Right now they’re saying it’s only for a week. But who knows?
Can’t lay all of the blame on Brandon. The Republicans who voted for all of the bailout contributed too... and there are many.
glad I bought my house a few years ago
Some auto dealers are charging 30% over MSRP for certain models.
If a government spends more than its revenue, and finances it by creating more money, or having its central bank do the deed, you have inflation, whether it’s Weimar Germany, Zimbabwe, or Biden’s USA. Period! It’s that simple.
They don’t need to print the money anymore. All it takes is a couple of keystrokes on the Fed’s computer.

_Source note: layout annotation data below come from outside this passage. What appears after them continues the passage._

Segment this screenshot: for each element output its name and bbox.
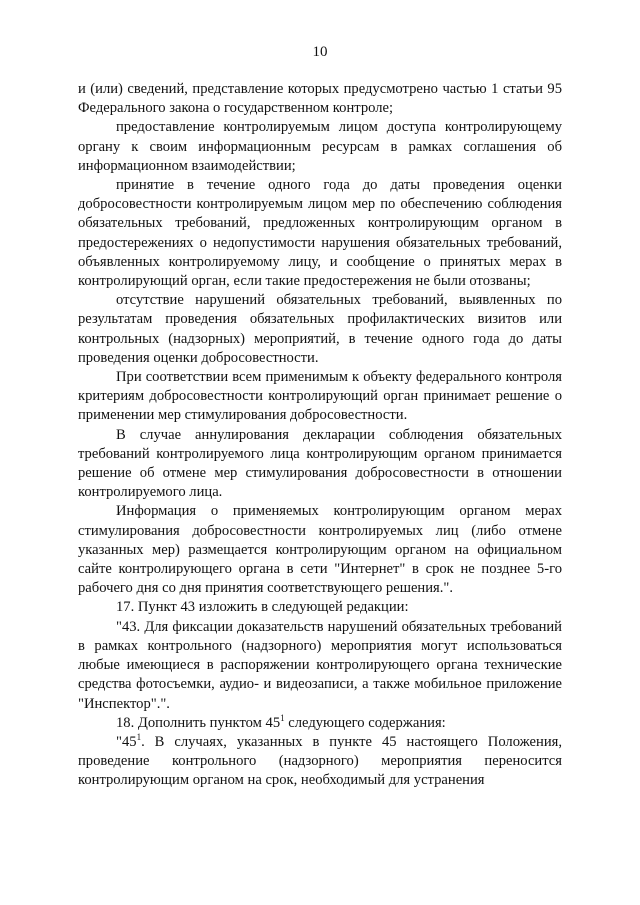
paragraph: 17. Пункт 43 изложить в следующей редакции: [116,599,409,616]
paragraph: В случае аннулирования декларации соблюдения обязательных требований контролируемого лица контролирующим органом принимается решение об отмене мер стимулирования добросовестности в отношении контролируемого лица. [78,426,562,501]
paragraph-item-18 [78,714,562,733]
paragraph-item-45-1 [78,733,562,791]
item-45-1-text: "45 [116,733,137,750]
document-body [78,80,562,791]
paragraph: Информация о применяемых контролирующим органом мерах стимулирования добросовестности контролируемых лиц (либо отмене указанных мер) размещается контролирующим органом на официальном сайте контролирующего органа в сети "Интернет" в срок не позднее 5-го рабочего дня со дня принятия соответствующего решения.". [78,503,562,597]
paragraph: При соответствии всем применимым к объекту федерального контроля критериям добросовестности контролирующий орган принимает решение о применении мер стимулирования добросовестности. [78,369,562,424]
paragraph: предоставление контролируемым лицом доступа контролирующему органу к своим информационным ресурсам в рамках соглашения об информационном взаимодействии; [78,119,562,174]
paragraph: и (или) сведений, представление которых предусмотрено частью 1 статьи 95 Федерального закона о государственном контроле; [78,81,562,117]
paragraph: "43. Для фиксации доказательств нарушений обязательных требований в рамках контрольного (надзорного) мероприятия могут использоваться любые имеющиеся в распоряжении контролирующего органа технические средства фотосъемки, аудио- и видеозаписи, а также мобильное приложение "Инспектор".". [78,618,562,712]
page-number: 10 [312,44,328,60]
item-18-superscript: 1 [280,712,285,723]
item-18-text: 18. Дополнить пунктом 45 [116,714,281,731]
item-18-text-end: следующего содержания: [284,714,446,731]
paragraph: принятие в течение одного года до даты проведения оценки добросовестности контролируемым лицом мер по обеспечению соблюдения обязательных требований, предложенных контролирующим органом в предостережениях о недопустимости нарушения обязательных требований, объявленных контролируемому лицу, и сообщение о принятых мерах в контролирующий орган, если такие предостережения не были отозваны; [78,177,562,290]
item-45-1-text-end: . В случаях, указанных в пункте 45 настоящего Положения, проведение контрольного (надзорного) мероприятия переносится контролирующим органом на срок, необходимый для устранения [78,733,562,789]
item-45-1-superscript: 1 [136,732,142,743]
paragraph: отсутствие нарушений обязательных требований, выявленных по результатам проведения обязательных профилактических визитов или контрольных (надзорных) мероприятий, в течение одного года до даты проведения оценки добросовестности. [78,292,562,366]
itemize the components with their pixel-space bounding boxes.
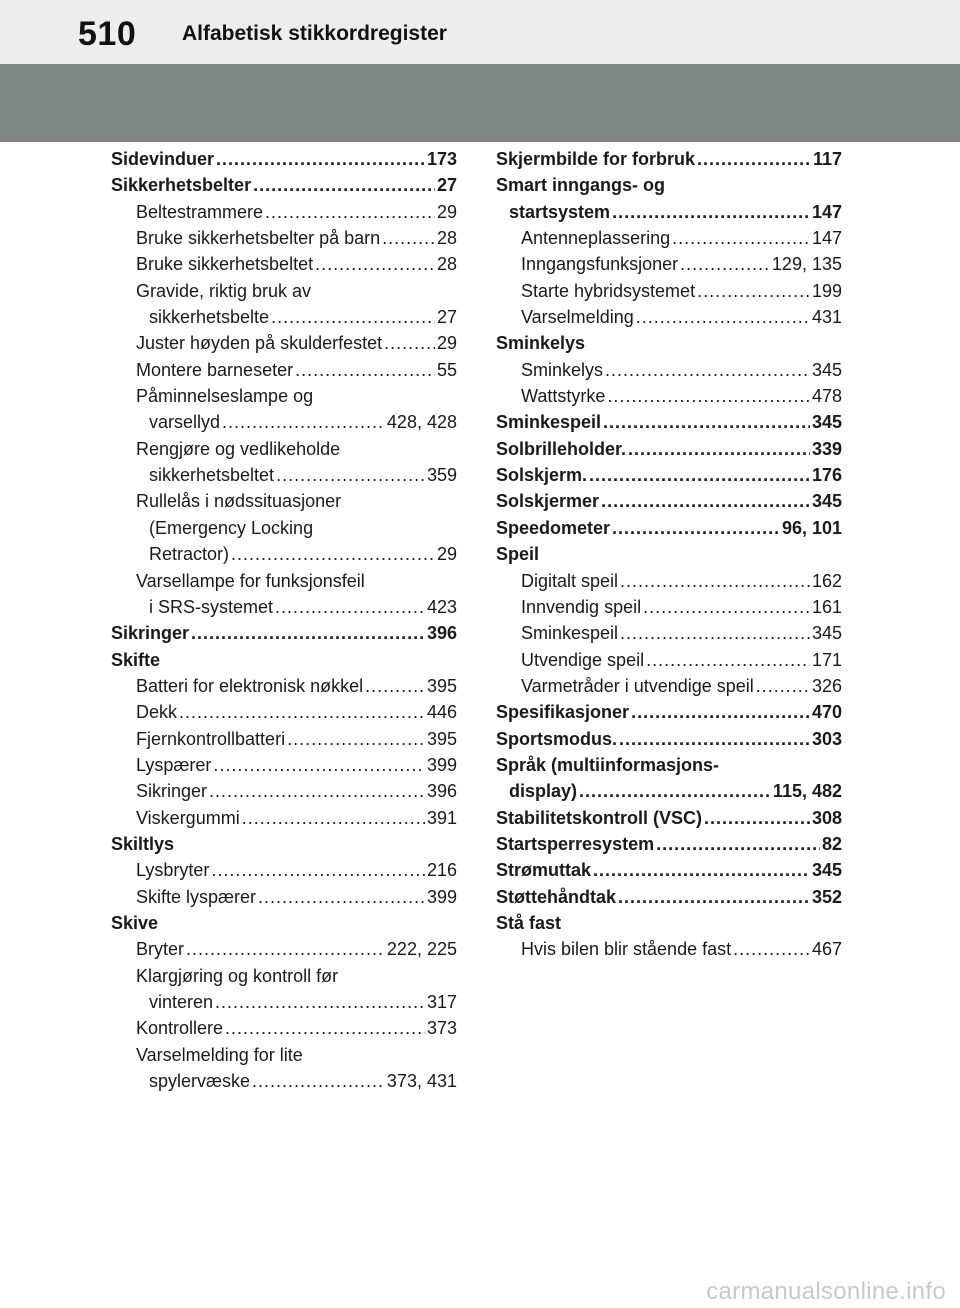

Thank you Captain Obvious!
Inflation is easily 10% already.
We will be lucky if it does not hit 15%.
People have no idea that the price of diesel fuel affects everything. Seventy percent of the freight is moved by over the road trucks. The other 30% is moved by a combination of trucks, railroads and ships. ALL of those vehicles primarily run off of diesel fuel.
The vessel bringing the containers of produce from Chile this time of year runs on diesel. The train engine is a diesel electric engine. The Kenworth tractor pulling the reefer van burns diesel.
EVEN IF we replaced every passenger car burning gasoline. We would still need diesel to run our major logistics.